We studied the modulation of the permeability transition pore (MTP), a cyclosporin-A-sensitive channel, in deenergized mitochondria. Rat liver mitochondria were incubated in a potassium gluconate medium and treated with uncoupler, valinomycin, oligomycin and A23187. Under these conditions the membrane and Donnan potentials are collapsed, and no ion gradients are maintained, allowing the study of the dependence of MTP opening on the Ca2+ concentration under a variety of oxidative conditions without the complexities arising from changes of the membrane potential and matrix pH, and from secondary-ion redistribution.

Cross-linking of mitochondrial dithiols with arsenite or phenylarsine oxide, or treatment with tert -butylhydroperoxide leading to complete oxidation of glutathione, increased the sensitivity of MTP opening to Ca2+. This effect could be fully prevented by prior treatment of mitochondria with monobromobimane and restored by reduction with dithiothreitol. The effect of tert-butylhydroperoxide was not additive with that of AsO, and it was completely blocked by modification of reduced glutathione with 1-chloro 2,4-dinitrobenzene through glutathione-S-transferase, indicating that oxidized glutathione affects the pore through the AsO-reactive and PhAsO-reactive dithiol.

Oxidation of mitochondrial pyridine nucleotides by a variety of treatments also increased the sensitivity of MTP opening to Ca2+ under conditions where glutathione was maintained in the reduced state. This effect could be fully prevented when reduced pyridine nucleotides levels were reestablished with 2-hydroxybutyrate but not by treatment with monobromobimane or dithiothreitol.

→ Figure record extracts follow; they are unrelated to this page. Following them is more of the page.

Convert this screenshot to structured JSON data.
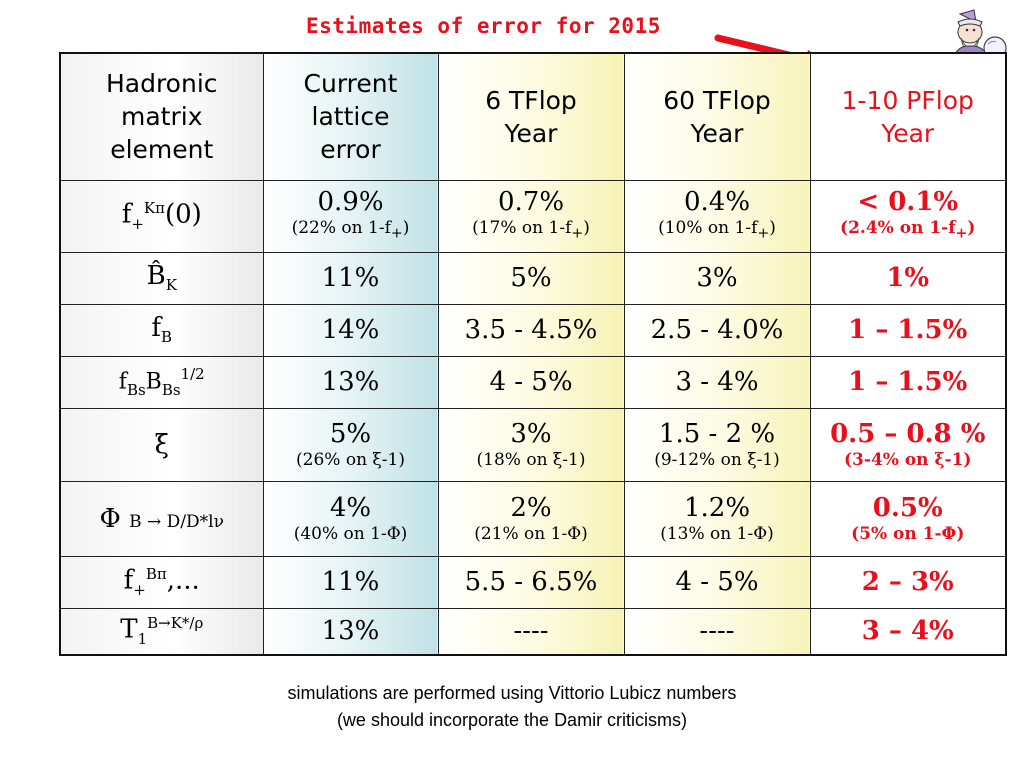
{
  "title": "Estimates of error for 2015",
  "colors": {
    "accent_red": "#e8101c",
    "column1_tint": "#bfe2e6",
    "column2_tint": "#f6f2b4"
  },
  "clipart": "wizard-gazing-crystal-ball-icon",
  "headers": [
    [
      "Hadronic",
      "matrix",
      "element"
    ],
    [
      "Current",
      "lattice",
      "error"
    ],
    [
      "6 TFlop",
      "Year"
    ],
    [
      "60 TFlop",
      "Year"
    ],
    [
      "1-10 PFlop",
      "Year"
    ]
  ],
  "rows": [
    {
      "element": {
        "base": "f",
        "sub": "+",
        "sup": "Kπ",
        "tail": "(0)"
      },
      "cells": [
        {
          "main": "0.9%",
          "sub": "(22% on 1-f",
          "sub_sub": "+",
          "sub_tail": ")"
        },
        {
          "main": "0.7%",
          "sub": "(17% on 1-f",
          "sub_sub": "+",
          "sub_tail": ")"
        },
        {
          "main": "0.4%",
          "sub": "(10% on 1-f",
          "sub_sub": "+",
          "sub_tail": ")"
        },
        {
          "main": "< 0.1%",
          "sub": "(2.4% on 1-f",
          "sub_sub": "+",
          "sub_tail": ")"
        }
      ]
    },
    {
      "element": {
        "base": "B̂",
        "sub": "K"
      },
      "cells": [
        {
          "main": "11%"
        },
        {
          "main": "5%"
        },
        {
          "main": "3%"
        },
        {
          "main": "1%"
        }
      ]
    },
    {
      "element": {
        "base": "f",
        "sub": "B"
      },
      "cells": [
        {
          "main": "14%"
        },
        {
          "main": "3.5 - 4.5%"
        },
        {
          "main": "2.5 - 4.0%"
        },
        {
          "main": "1 – 1.5%"
        }
      ]
    },
    {
      "element": {
        "base": "f",
        "sub": "Bs",
        "base2": "B",
        "sub2": "Bs",
        "sup2": "1/2"
      },
      "cells": [
        {
          "main": "13%"
        },
        {
          "main": "4 - 5%"
        },
        {
          "main": "3 - 4%"
        },
        {
          "main": "1 – 1.5%"
        }
      ]
    },
    {
      "element": {
        "base": "ξ"
      },
      "cells": [
        {
          "main": "5%",
          "sub": "(26% on ξ-1)"
        },
        {
          "main": "3%",
          "sub": "(18% on ξ-1)"
        },
        {
          "main": "1.5 - 2 %",
          "sub": "(9-12% on ξ-1)"
        },
        {
          "main": "0.5 – 0.8 %",
          "sub": "(3-4% on ξ-1)"
        }
      ]
    },
    {
      "element": {
        "base": "Φ",
        "small": "B → D/D*lν"
      },
      "cells": [
        {
          "main": "4%",
          "sub": "(40% on 1-Φ)"
        },
        {
          "main": "2%",
          "sub": "(21% on 1-Φ)"
        },
        {
          "main": "1.2%",
          "sub": "(13% on 1-Φ)"
        },
        {
          "main": "0.5%",
          "sub": "(5% on 1-Φ)"
        }
      ]
    },
    {
      "element": {
        "base": "f",
        "sub": "+",
        "sup": "Bπ",
        "tail": ",..."
      },
      "cells": [
        {
          "main": "11%"
        },
        {
          "main": "5.5 - 6.5%"
        },
        {
          "main": "4 - 5%"
        },
        {
          "main": "2 – 3%"
        }
      ]
    },
    {
      "element": {
        "base": "T",
        "sub": "1",
        "sup": "B→K*/ρ"
      },
      "cells": [
        {
          "main": "13%"
        },
        {
          "main": "----"
        },
        {
          "main": "----"
        },
        {
          "main": "3 – 4%"
        }
      ]
    }
  ],
  "notes": [
    "simulations are performed using Vittorio Lubicz numbers",
    "(we should incorporate the Damir criticisms)"
  ]
}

The effects of dithiol cross-linking or oxidation, and of pyridine nucleotide oxidation on the MTP were additive. The contribution of each of these two oxidative events, when they were induced at the same time, could still be selectively blocked by monobromobimane and dithiothreitol, or by 2-hydroxybutyrate, respectively. Complete oxidation of pyridine nucleotides did not affect the reactivity of the dithiol towards monobromobimane, indicating that it remained in the reduced state.

After transient opening of the MTP, sensitivity to pyridine nucleotide oxidation was lost while sensitivity to dithiol cross-linking was retained. These data indicate that the dithiol belongs to an MTP regulatory component which is larger than the MTP cutoff of about 1500 Da, or is non-diffusible. Taken together, these findings indicate that the MTP is influenced by oxidation-reduction events at two separate sites that can be distinguished experimentally, and that these sites are not connected by common oxidation-reduction intermediates other than glutathione.